Mussels and other invasive species have decimated the Lake Huron whitefish population, which can no longer sustain a profit for commercial fisheries.

The proposed decree allows tribal commercial fishermen to shift their sights to lake trout, even though that species has not yet recovered to a sustainable level after near collapse decades ago.

Conservation and restocking efforts have reinvigorated the species, but it is still in recovery mode and can’t take an increase in fishing pressure, Johnson said.

The agreement would allow gill net fishing in areas previously protected from the nets that hang in the water like a wall, ensnaring fish and resulting in mostly dead fish or those unable to be returned to the water.

Other trapping options allow commercial fishermen to return lake trout to the water, alive.

The decree in its current form, before the proposed changes, sets strict limits on the amount of lake trout harvested by tribal fishermen.

The prohibition of gill nets in certain zones made lake trout in those areas more likely to live long enough to spawn, increasing the species’ viability and giving anglers more fish to catch. The zones also protected the lake trout from the southern end of Lake Huron that travel north to reproduce, Krist said.

Should the proposed changes become official, gill nets near port towns would mean recreational anglers in town on vacation won’t catch their trophy fish, and that means they will stop coming, Johnson warned.

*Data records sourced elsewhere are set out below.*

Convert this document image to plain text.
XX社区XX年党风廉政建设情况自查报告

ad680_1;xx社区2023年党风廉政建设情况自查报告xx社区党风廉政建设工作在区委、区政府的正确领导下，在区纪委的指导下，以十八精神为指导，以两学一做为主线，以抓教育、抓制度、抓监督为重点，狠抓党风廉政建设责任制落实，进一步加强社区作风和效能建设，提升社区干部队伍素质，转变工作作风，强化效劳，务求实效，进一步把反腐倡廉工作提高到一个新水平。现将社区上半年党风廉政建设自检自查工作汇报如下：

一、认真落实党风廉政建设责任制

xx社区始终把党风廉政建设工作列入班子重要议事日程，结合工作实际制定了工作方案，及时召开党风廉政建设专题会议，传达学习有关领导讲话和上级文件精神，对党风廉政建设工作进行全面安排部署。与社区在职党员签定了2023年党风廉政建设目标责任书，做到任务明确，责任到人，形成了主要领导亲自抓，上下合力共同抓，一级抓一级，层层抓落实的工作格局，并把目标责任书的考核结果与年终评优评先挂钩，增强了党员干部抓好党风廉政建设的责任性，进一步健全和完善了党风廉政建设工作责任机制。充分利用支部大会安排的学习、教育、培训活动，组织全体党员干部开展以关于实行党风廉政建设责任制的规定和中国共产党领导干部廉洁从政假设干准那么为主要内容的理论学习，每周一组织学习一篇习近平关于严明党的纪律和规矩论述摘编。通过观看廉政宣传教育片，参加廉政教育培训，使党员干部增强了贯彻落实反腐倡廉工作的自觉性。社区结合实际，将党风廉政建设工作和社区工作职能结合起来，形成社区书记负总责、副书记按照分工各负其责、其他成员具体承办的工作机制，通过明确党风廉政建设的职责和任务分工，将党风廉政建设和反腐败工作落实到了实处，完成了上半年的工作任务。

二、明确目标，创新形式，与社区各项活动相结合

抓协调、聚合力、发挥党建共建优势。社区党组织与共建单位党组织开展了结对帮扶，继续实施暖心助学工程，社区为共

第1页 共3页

Unsustainable harvest levels “sink all boats” — at best, hurting the fish population, and, at worst, driving both the recreational and commercial fisheries to economic extinction, Johnson said. “I think, with the proposed decree, the latter is a very likely outcome.”

The federal judge overseeing the negotiations said he would review objections before he makes a final decision and implements the revised decree. The Coalition to Protect Michigan Resources has until Jan. 20 to object to the changes — which it will do, Krist said.

The revision prohibits commercial fishing in a specified zone near the Rogers City harbor and near the Hammond Bay Harbor of Refuge.

The agreement also protects fish within a three-tenths mile radius of the mouth of the Thunder Bay River in Alpena County and Ocqueoc and Swan rivers in Presque Isle County.

Four tribal governments involved in the treaty signed off on the revisions. The Sault Ste. Marie Tribe of Chippewa Indians, which has joined the previous deals, has filed a motion seeking the authority to regulate its own fishing.

The Associated Press contributed to this story.